Stretching exercises for the active aging

Stretching exercisesA sedentary lifestyle can negatively affect your health. Stretching exercises are what you need! They will help you feel better and reduce the risk of injury. Stretching exercises help to ensure that the natural amplitude of the joint does not decrease with age. This is especially true in our age of inactivity, when people work and rest mostly in a sitting position. A sedentary lifestyle increases the risk of muscle imbalance, and it affects the body in the same way that a curved wheel affects Cycling. You can live, but the quality of this life is unlikely to suit anyone. Active longevity and youth – this is the main goal of stretching exercises.

Stretching exercises-basic rules

To get the most out of the exercise, you need to follow the rules of stretching.

Preheat the muscles to saturate them with oxygen and improve blood circulation. This can be jumping, swinging your legs, twisting, etc.
Stretch slowly and smoothly without sudden movements.
During stretching, keep your back straight – slouching reduces the flexibility and elasticity of the muscles and ligaments.
Breathe calmly. Inhale through the nose, exhale through the mouth.
A little discomfort is normal during stretching. But not pain-a signal that you overdid it.
The exercises should be performed daily for 10-15 minutes.

A set of stretching exercises

Rotation of the upper body (Fig. 1).

The starting position is lying on your back. Pull up your bent knees so that they “look” at the ceiling.
Place your left hand on your right hip and extend your right arm to the side.
Lower your legs to the left until you feel tight in your lower back. Loosen the support on the second arm, engage the muscles of the upper body. Shutter speed-5 seconds. Then repeat in the other direction.

The pectoralis major muscle

On your knees, put your hand (up to the elbow) on the inflatable ball – this is the starting position.
Stand on your knees so that your shoulders are parallel to the floor. Stretch until you feel slightly uncomfortable. As you inhale, press your hand against the ball for 5 seconds.
Exhale and return to the starting position. The shoulder joint should not be painful. Repeat with the other hand.

Small pectoral muscle

Starting position: put your shoulder on the ball, not your hand, as in the previous exercise.
Bend over and move your shoulder blades towards your spine.
As you inhale, press your shoulder against the ball for 5 seconds.
On the exhalation, take the initial position, then repeat with the other hand.

Lifting muscle of the scapula

Starting position-stand up, throw your hand over your shoulder, between your shoulder blades.
Pull it as low as possible with the maximum turn in the opposite direction (right – if the hand is left, and Vice versa).
On the inhale-hold for 5 seconds. As you exhale, lower your head as much as possible down towards your armpit.


Starting position-lunge, foot under the knee straight.
Pull your stomach and lower back “in”.
Move your straight hips forward.
For more stretching, lean sideways, extend the opposite arm over your head.

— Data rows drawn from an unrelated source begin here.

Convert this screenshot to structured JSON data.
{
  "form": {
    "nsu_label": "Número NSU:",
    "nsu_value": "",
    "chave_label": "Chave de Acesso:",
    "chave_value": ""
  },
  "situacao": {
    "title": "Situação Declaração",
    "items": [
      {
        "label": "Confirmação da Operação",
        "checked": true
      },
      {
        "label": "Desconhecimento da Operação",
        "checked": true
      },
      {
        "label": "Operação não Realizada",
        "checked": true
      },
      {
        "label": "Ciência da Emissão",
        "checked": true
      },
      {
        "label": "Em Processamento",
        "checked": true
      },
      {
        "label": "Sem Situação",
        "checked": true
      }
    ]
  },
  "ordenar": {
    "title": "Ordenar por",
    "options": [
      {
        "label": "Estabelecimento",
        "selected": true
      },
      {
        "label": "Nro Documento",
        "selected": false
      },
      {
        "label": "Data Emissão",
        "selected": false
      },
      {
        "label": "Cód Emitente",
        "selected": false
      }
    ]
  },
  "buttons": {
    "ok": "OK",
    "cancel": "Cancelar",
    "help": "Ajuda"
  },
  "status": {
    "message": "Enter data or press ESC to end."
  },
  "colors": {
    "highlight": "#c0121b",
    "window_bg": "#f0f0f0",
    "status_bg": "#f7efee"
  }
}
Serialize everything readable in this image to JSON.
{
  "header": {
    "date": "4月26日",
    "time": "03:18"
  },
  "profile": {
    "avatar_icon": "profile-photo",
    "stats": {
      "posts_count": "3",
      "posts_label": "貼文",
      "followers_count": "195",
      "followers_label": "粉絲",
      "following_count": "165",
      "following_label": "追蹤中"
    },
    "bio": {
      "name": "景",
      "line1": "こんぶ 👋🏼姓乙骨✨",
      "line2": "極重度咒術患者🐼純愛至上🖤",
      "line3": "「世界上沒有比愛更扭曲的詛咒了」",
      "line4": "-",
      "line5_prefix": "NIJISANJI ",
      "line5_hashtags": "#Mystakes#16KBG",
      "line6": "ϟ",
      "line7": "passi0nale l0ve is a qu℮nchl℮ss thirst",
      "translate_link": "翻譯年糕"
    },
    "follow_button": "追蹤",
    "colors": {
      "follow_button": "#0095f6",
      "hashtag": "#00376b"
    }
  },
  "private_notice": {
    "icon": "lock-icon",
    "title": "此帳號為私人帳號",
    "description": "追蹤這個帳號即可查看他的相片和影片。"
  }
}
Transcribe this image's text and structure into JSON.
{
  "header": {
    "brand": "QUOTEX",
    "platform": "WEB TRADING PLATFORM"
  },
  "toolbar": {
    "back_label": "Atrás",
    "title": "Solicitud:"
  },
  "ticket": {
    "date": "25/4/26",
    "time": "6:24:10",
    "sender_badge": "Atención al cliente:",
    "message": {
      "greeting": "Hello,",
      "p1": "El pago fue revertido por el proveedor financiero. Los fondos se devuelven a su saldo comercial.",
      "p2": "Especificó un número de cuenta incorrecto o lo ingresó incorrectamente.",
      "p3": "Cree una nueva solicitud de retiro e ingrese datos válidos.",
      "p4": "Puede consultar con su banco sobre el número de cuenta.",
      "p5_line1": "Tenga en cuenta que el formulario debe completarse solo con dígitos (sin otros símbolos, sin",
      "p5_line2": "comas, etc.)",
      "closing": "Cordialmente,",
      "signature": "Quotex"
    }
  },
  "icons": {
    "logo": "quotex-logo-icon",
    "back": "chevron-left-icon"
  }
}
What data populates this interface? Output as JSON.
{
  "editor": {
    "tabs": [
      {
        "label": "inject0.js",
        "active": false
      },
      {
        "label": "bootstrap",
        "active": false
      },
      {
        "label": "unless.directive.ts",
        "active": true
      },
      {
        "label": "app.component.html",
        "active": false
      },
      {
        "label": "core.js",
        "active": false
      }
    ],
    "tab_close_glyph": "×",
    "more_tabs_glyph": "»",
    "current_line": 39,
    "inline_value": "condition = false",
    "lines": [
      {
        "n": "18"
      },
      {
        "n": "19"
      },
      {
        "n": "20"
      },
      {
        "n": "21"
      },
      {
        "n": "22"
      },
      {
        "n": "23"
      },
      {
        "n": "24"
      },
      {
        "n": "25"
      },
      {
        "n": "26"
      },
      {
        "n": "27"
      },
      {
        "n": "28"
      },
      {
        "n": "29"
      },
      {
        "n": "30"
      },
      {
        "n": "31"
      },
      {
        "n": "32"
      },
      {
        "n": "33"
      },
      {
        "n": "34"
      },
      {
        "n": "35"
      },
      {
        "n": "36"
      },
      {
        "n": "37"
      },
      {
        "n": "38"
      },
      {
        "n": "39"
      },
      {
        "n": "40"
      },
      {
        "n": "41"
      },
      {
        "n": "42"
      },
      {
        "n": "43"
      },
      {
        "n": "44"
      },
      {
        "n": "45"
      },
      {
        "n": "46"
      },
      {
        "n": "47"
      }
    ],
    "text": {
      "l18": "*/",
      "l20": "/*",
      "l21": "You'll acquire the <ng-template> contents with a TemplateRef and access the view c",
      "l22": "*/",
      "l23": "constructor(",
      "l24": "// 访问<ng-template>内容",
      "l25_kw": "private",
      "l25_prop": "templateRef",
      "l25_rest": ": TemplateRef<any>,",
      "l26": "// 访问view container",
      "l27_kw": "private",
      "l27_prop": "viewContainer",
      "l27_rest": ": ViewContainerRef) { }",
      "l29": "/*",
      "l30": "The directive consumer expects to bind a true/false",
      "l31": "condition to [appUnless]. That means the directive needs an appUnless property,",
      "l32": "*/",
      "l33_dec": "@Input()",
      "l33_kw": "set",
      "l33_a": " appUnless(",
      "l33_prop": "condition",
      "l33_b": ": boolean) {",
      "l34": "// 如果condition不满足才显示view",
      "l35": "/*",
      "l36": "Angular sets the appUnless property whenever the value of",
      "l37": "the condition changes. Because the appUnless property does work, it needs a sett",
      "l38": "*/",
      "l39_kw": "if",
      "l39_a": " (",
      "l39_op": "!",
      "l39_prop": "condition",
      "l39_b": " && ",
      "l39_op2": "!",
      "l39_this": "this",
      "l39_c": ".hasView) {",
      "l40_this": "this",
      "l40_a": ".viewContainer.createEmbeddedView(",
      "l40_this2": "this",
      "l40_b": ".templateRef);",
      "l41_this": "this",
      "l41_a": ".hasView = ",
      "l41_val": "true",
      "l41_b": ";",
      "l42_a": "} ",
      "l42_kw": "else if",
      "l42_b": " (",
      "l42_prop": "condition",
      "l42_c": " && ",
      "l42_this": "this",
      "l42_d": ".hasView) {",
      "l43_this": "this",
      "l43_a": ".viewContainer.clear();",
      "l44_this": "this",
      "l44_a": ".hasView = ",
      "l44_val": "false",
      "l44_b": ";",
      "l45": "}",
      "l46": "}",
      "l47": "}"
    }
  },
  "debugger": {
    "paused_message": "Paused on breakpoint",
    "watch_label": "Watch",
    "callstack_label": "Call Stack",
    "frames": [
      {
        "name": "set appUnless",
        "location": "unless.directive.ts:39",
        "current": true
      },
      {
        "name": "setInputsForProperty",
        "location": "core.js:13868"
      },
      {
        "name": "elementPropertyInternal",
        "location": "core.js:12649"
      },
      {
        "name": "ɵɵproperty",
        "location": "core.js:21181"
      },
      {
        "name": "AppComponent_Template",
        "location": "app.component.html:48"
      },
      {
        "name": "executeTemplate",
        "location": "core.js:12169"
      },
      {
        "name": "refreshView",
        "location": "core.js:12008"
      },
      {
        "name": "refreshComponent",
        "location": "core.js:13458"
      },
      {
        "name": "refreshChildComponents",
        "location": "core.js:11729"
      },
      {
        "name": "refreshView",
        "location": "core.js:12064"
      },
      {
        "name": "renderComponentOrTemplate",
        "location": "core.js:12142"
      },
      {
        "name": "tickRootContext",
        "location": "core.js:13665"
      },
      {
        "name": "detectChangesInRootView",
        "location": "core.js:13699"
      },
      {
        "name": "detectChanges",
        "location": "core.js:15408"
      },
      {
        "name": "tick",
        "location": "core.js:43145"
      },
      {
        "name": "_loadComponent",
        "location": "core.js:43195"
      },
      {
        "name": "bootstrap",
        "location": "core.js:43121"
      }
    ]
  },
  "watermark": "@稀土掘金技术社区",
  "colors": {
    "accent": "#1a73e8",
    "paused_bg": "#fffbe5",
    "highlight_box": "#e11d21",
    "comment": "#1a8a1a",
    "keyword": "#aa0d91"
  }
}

Rhomboid muscles (Fig. 2).

Kneeling in front of the ball, place the elbow of one hand on it.
Use your elbow to roll the ball left and right.
As you inhale, push your elbow into the ball, moving your shoulder blade as close to your spine as possible. The second hand holds the ball.
Exposure time-2-3 minutes. Then, as you exhale, relax your shoulder blade. The second hand directs the ball to the right or left.

Lifting tendon (Fig. 3).

The initial position-lying on your back, under the waist-a roller of a rolled towel.
Grasp one leg under the knee with both hands and raise the bent leg to a position perpendicular to the floor. Lift your toes up and slowly straighten your leg. Try not to lift your back off the floor or move your hip. Shutter speed-20 seconds.